The Danescu et al paper proposes computational framework for identifying and characterizing aspects of politeness marking in requests. They start with a corpus of requests annotated for politeness, specifically two large communities Wikipeidia and StackExchange. They use this to construct a politeness classifier. The classifier achieves near human-level accuracy across domains, which highlights the consistent nature of politeness strategies
The reason Danescu et al use requests are because they involve the speaker imposing on the addressee, making them ideal for exploring the social value of politeness strategies and because they stimulate negative politeness. I believe there should be a temporal aspect There is surely a qualitative difference between Wikipedia and StackExchange. The type of requests has a different nature on those two communities. This might explain the result.
Second, there is a problem I believe with respect to the generalizing this theory in the “real world”. An online community is quite different compared to a real life community, for instance a University or a corporation. In online communities people are not only geographically separated, but is truly the worst thing that can happen to someone who is not polite on Wikipedia, or Stack Exchange compared to an office environment? There would be consequences that go beyond a digital reputation. I would also be interested to conduct an experiment in those communities. What if we “artificially” established fake users with extraordinary high popularity with the same requests as users who have extremely low popularity? How polite would people respond?

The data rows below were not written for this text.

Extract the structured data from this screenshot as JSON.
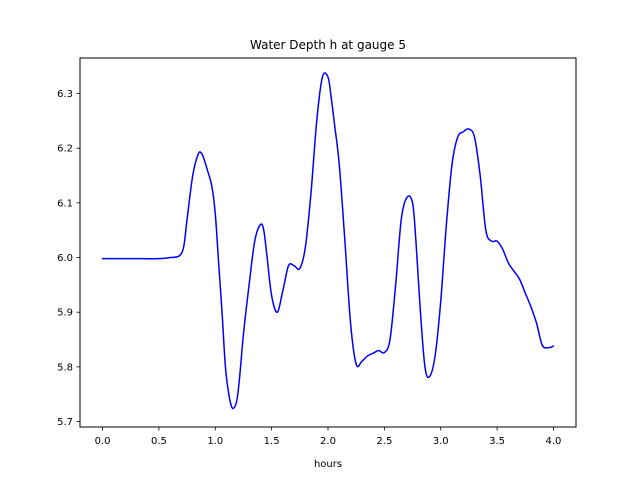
{
  "chart_data": {
    "type": "line",
    "title": "Water Depth h at gauge 5",
    "xlabel": "hours",
    "ylabel": "",
    "xlim": [
      -0.2,
      4.2
    ],
    "ylim": [
      5.69,
      6.365
    ],
    "xticks": [
      0.0,
      0.5,
      1.0,
      1.5,
      2.0,
      2.5,
      3.0,
      3.5,
      4.0
    ],
    "xtick_labels": [
      "0.0",
      "0.5",
      "1.0",
      "1.5",
      "2.0",
      "2.5",
      "3.0",
      "3.5",
      "4.0"
    ],
    "yticks": [
      5.7,
      5.8,
      5.9,
      6.0,
      6.1,
      6.2,
      6.3
    ],
    "ytick_labels": [
      "5.7",
      "5.8",
      "5.9",
      "6.0",
      "6.1",
      "6.2",
      "6.3"
    ],
    "grid": false,
    "legend": "none",
    "series": [
      {
        "color": "#0000ff",
        "x": [
          0.0,
          0.25,
          0.5,
          0.6,
          0.68,
          0.72,
          0.75,
          0.8,
          0.85,
          0.88,
          0.9,
          0.93,
          0.97,
          1.0,
          1.03,
          1.06,
          1.09,
          1.12,
          1.15,
          1.18,
          1.2,
          1.22,
          1.25,
          1.3,
          1.35,
          1.4,
          1.43,
          1.46,
          1.5,
          1.55,
          1.6,
          1.65,
          1.7,
          1.75,
          1.8,
          1.85,
          1.9,
          1.95,
          2.0,
          2.03,
          2.06,
          2.1,
          2.15,
          2.2,
          2.25,
          2.3,
          2.35,
          2.4,
          2.45,
          2.5,
          2.55,
          2.6,
          2.65,
          2.7,
          2.75,
          2.78,
          2.82,
          2.86,
          2.9,
          2.95,
          3.0,
          3.05,
          3.1,
          3.15,
          3.2,
          3.25,
          3.3,
          3.35,
          3.4,
          3.45,
          3.5,
          3.55,
          3.6,
          3.65,
          3.7,
          3.75,
          3.8,
          3.85,
          3.9,
          3.95,
          4.0
        ],
        "y": [
          5.998,
          5.998,
          5.998,
          6.0,
          6.003,
          6.02,
          6.07,
          6.15,
          6.19,
          6.19,
          6.18,
          6.16,
          6.13,
          6.08,
          5.99,
          5.9,
          5.8,
          5.75,
          5.725,
          5.73,
          5.75,
          5.79,
          5.86,
          5.95,
          6.03,
          6.06,
          6.05,
          6.0,
          5.93,
          5.9,
          5.94,
          5.985,
          5.985,
          5.98,
          6.02,
          6.12,
          6.25,
          6.33,
          6.33,
          6.29,
          6.24,
          6.17,
          6.03,
          5.88,
          5.805,
          5.81,
          5.82,
          5.825,
          5.83,
          5.826,
          5.85,
          5.95,
          6.07,
          6.11,
          6.1,
          6.03,
          5.9,
          5.8,
          5.782,
          5.82,
          5.92,
          6.06,
          6.17,
          6.22,
          6.23,
          6.235,
          6.22,
          6.15,
          6.05,
          6.03,
          6.03,
          6.015,
          5.99,
          5.975,
          5.96,
          5.935,
          5.91,
          5.88,
          5.84,
          5.835,
          5.838
        ]
      }
    ]
  }
}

Technically, there is a big difference in the number of requests on the two domains, WIKI and SE. The same size of requests from SE is ten time larger. Therefore, what puzzles me is why did they use Wikipedia as their training data instead of Stack Exchange. Why did they not use Stack Exchange
In addition, the annotators were told that the sentences were from emails of co-workers. I wonder what kind of effect that has on the results. Perhaps the annotators have specific expectations of “politeness” from co-workers that would not be the same if they knew that they were examining requests from Wikipedia and SE. Second, I see that the authors are doing a “z-score normalization” on an ordinal variable (Likert scale) which is statistically wrong. You cannot take the average of an ordinal variable. That includes the standard deviation. And nothing indicates an average of 0 in Figure 1. Instead of doing that, they can either simply report the median or use an IRT (Item Response Model) model with polytomous outcomes, which appropriate for Likert scales. In addition, while the inter-annotator agreement is not random based on the test they perform, the mean correlation is not particularly high either. Just because it is not random, does not mean that there is a consensus.
And why is the inter-annotation pairwise correlation coefficient around 0.6? The answer is different people have different notions of what they deem as “polite”. If the authors collected the demographics of the annotators, I believe we would see some interesting results. First, it might have improved the accuracy of the classifiers drastically. Demographics such as income, education, the industry that they work could have an impact. For instance, does someone who works in the Wall Street pit in Manhattan has the same notion of “politeness” as a nun?
In the second paper, henceforth Voight et al, as the title suggests, the authors investigate language from police body camera footage shows racial disparities in officer respect. They do this we analyze the respectfulness of police officer language toward white and black community members during routine traffic stops.
I believe this paper is related a lot to the previous paper on many levels. Basically, the language displays the perceived power differential between the two (or more) agents who are interacting. Most importantly, it is the fact that there is no punishment, or there are no stakes that further bolsters such behaviors. For instance, once people lose their elections, they become politer. The power of this paper is that it is using real camera footage, not an online platform. Based on the full regression model in the Appendix, apologizing makes a big difference in the “Respect” and “Formal” models. The coefficients are both statistically significant and signs are reversed, apologizing is positive with respect, as expected.